Not even Oldenburg himself managed to keep to his own system. Hooke’s comments on reading Oldenburg’s early draft minutes were scathing; for June 1670, a crucial meeting was held regarding the famous pocket watch, and two others, for which draft minutes exist but which are not in the official minutes - Hooke writes in the margin ’NB Oldenburg entered not the last 3 meetings, but only the last nonsense’. The debate surrounding Newton’s telescope can be seen in a new light, with Hooke being asked to report on it. Again, a long passage relating to the discovery of Antoni van Leeuwenhoek’s discovery of protozoa in pepper water is missing entirely from the official minutes.

Record keeping was clearly also a problem for Hooke himself; from his appointment in 1678, Hooke starts well, taking clear minutes of proceedings then passing them to the scribes to write up officially as required by the Society. Then weeks go by as the minutes are not passed on; gaps are left in Hooke’s own notes with instructions to a transcriber to consult him for further materials, such as detailed descriptions of experiments and sketches of equipment. These gaps are never filled in the official record. He also failed to copy papers to the Register Books. Finally the situation became so serious the Society sacked Hooke in 1682 from his post as Secretary.

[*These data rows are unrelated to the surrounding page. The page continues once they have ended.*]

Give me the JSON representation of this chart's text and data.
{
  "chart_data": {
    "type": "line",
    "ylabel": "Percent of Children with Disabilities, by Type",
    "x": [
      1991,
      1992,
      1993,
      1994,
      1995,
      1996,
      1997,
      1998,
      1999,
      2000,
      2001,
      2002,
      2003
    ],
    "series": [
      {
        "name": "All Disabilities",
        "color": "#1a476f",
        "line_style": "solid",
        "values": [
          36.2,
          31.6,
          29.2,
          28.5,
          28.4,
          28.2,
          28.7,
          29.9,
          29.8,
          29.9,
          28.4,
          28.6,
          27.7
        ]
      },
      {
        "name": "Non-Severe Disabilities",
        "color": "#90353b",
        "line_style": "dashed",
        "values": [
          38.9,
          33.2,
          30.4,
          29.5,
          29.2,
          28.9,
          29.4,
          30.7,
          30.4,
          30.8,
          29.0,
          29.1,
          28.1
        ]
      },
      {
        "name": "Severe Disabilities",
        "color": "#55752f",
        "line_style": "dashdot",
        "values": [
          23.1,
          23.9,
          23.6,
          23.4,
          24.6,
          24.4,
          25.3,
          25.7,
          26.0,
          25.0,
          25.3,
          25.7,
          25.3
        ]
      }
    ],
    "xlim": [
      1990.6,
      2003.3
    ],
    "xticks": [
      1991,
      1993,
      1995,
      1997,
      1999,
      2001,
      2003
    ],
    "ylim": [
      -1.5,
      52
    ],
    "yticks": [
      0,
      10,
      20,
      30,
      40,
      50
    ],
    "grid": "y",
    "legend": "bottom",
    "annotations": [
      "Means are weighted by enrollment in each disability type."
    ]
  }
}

Apart from the academic work on the Folio, once the cleaned and conserved pages were returned to us still unbound, they were again digitally photographed. This was necessary as we needed a completely visible original which was then worked on with Dr Jan Broadway from CELL to encode it in XML and the Transcriber’s Workbench Software developed by Mind Magic Ltd.   The online interface was developed by Dr Broadway using PHP, MySQL and Javascript. It is now possible to see either an original page from the Folio, or side by side with the transcription, or just the transcription, or search by key word or name or date. Educational materials are being created to provide scholarly perspective and context, and are aimed at a more academic user.

The second project was concerned with engaging the public’s attention, with ‘Turning the Pages’, which is a more ‘popular’ online version. This involved the transcription of ten particularly interesting pages, together with details and images about the personalities involved, and a brief history of the Society. There is both an online version, and a station set up in the Society so that users can try touching the screen and turning the pages themselves. Both have proved extremely popular.

The latest development so far has been the ‘Blog’ provided by our two graduate students, as they write about points of interest which have arisen in the course of their work on the Folio. This has been very popular, with such diverse subjects as snake venom or travel to St Helena discussed under headings such as social history, travel, medicine, alchemy, biology and botany, using events mentioned in the Folio to enlarge on our knowledge of 17th century events, people and life.

There will be further developments, but what has happened so far has been very encouraging. Not only has an important part of the Society’s record of its own activities been saved and conserved, but it has provide a focal point for further research, and has been effective in inspiring interest in the period from both an academic and non-academic audience.